Il Pd è certamente un partito la cui affidabilità, quando si tratta della nostra collocazione internazionale, è garantita. E questo, coi tempi che corrono, è certamente tanto. Ma, come ha mostrato la vicenda del governo Draghi, il Pd ha bisogno di forze esterne che siano in grado di neutralizzare o quanto meno di bilanciare il cripto-grillismo che, insieme a diverse cose positive, quel partito si porta in pancia.

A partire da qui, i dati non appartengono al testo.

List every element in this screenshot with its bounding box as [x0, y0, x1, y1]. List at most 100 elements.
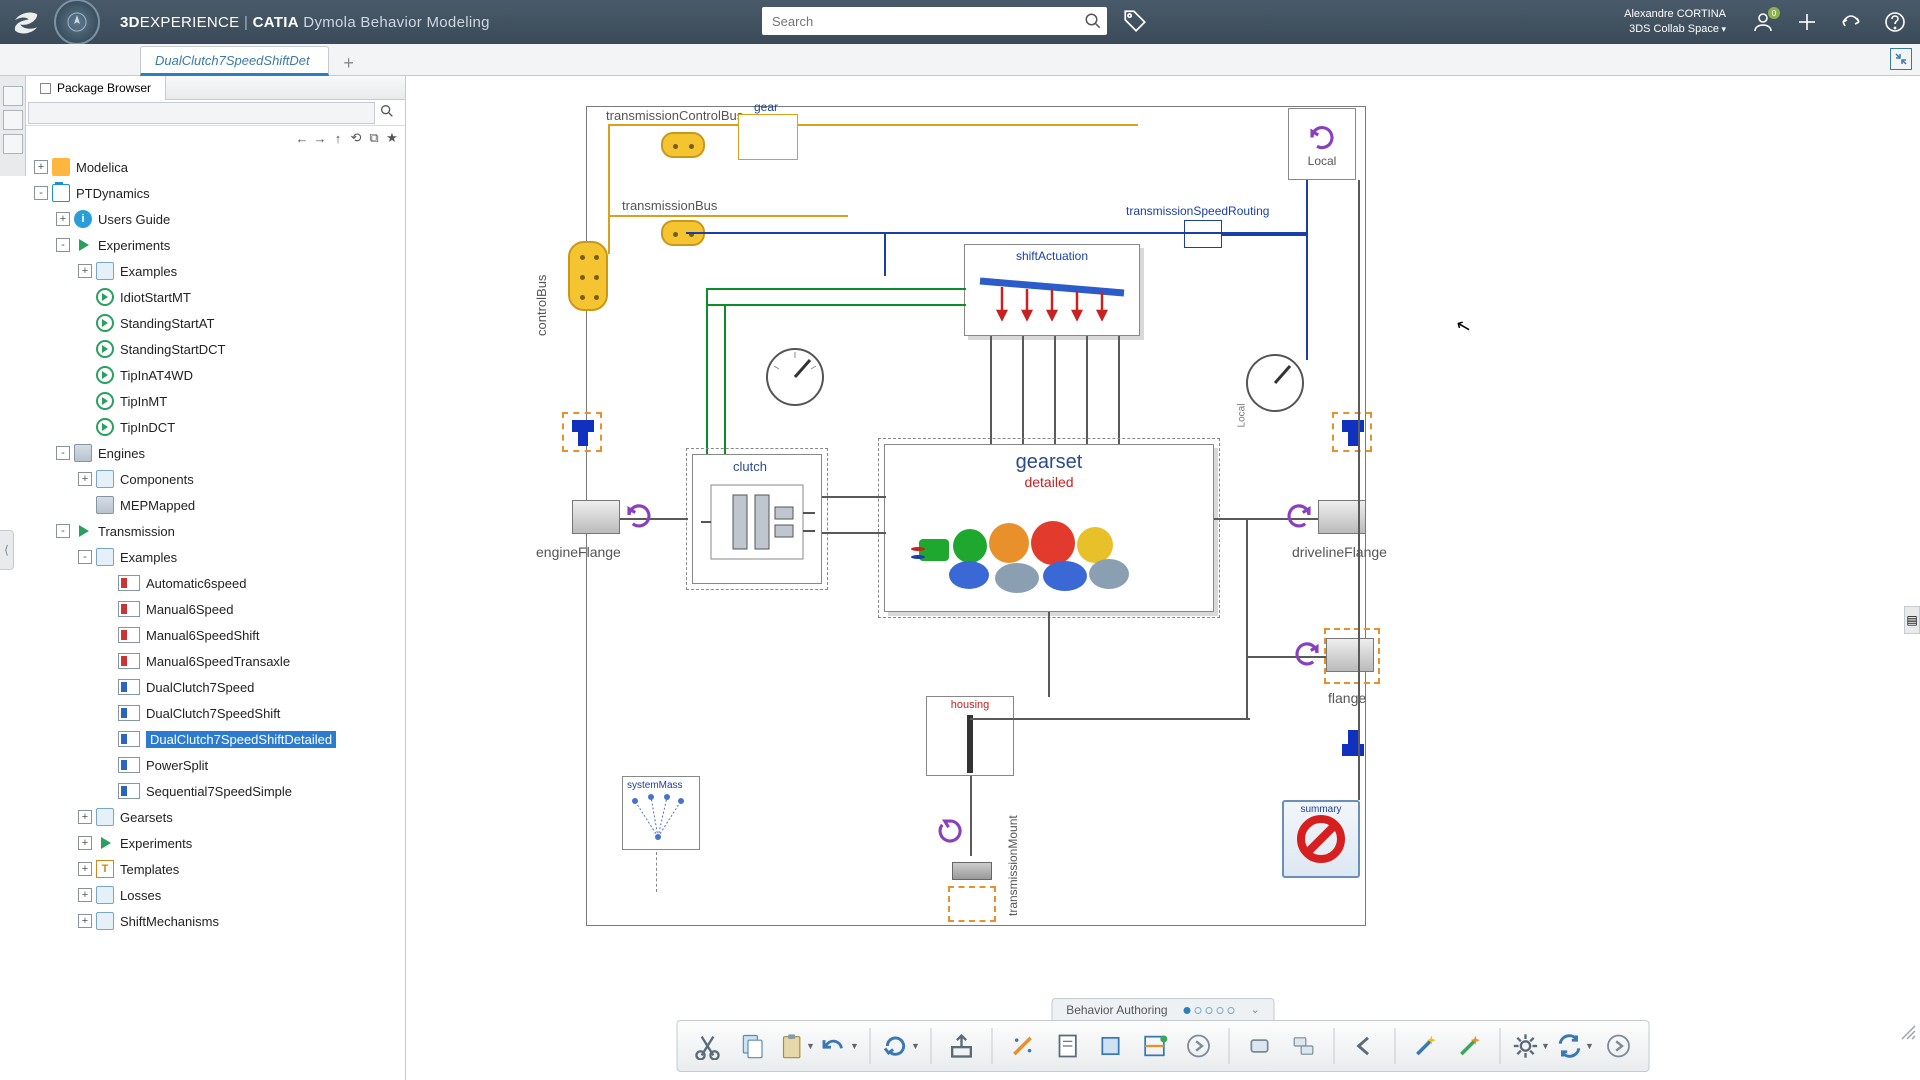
tree-node[interactable]: +TTemplates	[26, 856, 405, 882]
tree-node[interactable]: +ShiftMechanisms	[26, 908, 405, 934]
pager-dot[interactable]	[1206, 1007, 1213, 1014]
tree-node[interactable]: Sequential7SpeedSimple	[26, 778, 405, 804]
summary-block[interactable]: summary	[1282, 800, 1360, 878]
package-filter-input[interactable]	[28, 102, 375, 124]
resize-grip-icon[interactable]	[1898, 1022, 1916, 1040]
tree-node[interactable]: +Experiments	[26, 830, 405, 856]
tree-node[interactable]: +Modelica	[26, 154, 405, 180]
gear-block[interactable]	[738, 114, 798, 160]
tree-node[interactable]: -Experiments	[26, 232, 405, 258]
tree-node[interactable]: DualClutch7SpeedShiftDetailed	[26, 726, 405, 752]
gauge-right[interactable]	[1244, 352, 1306, 414]
package-search-icon[interactable]	[379, 103, 399, 123]
transmissionmount-frame[interactable]	[948, 886, 996, 922]
controlbus-connector[interactable]	[568, 241, 608, 311]
pager-dot[interactable]	[1228, 1007, 1235, 1014]
engineflange-block[interactable]	[572, 500, 620, 534]
package-tree[interactable]: +Modelica-PTDynamics+iUsers Guide-Experi…	[26, 150, 405, 1080]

Un tempo i piccoli partiti laici, messi insieme, rappresentavano una discreta percentuale dell’elettorato. Diciamo che ciò che manca è una offerta politica che possa essere allettante per molti elettori rimasti privi di una rappresentanza che li soddisfi. Se una tale forza si affermasse ciò comporterebbe la ricostituzione del «centro»? Forse sì. Ma sarebbe un effetto, per così dire, preterintenzionale. Non sarebbe certo questa (giustamente) la ragione per cui gli elettori la sceglierebbero.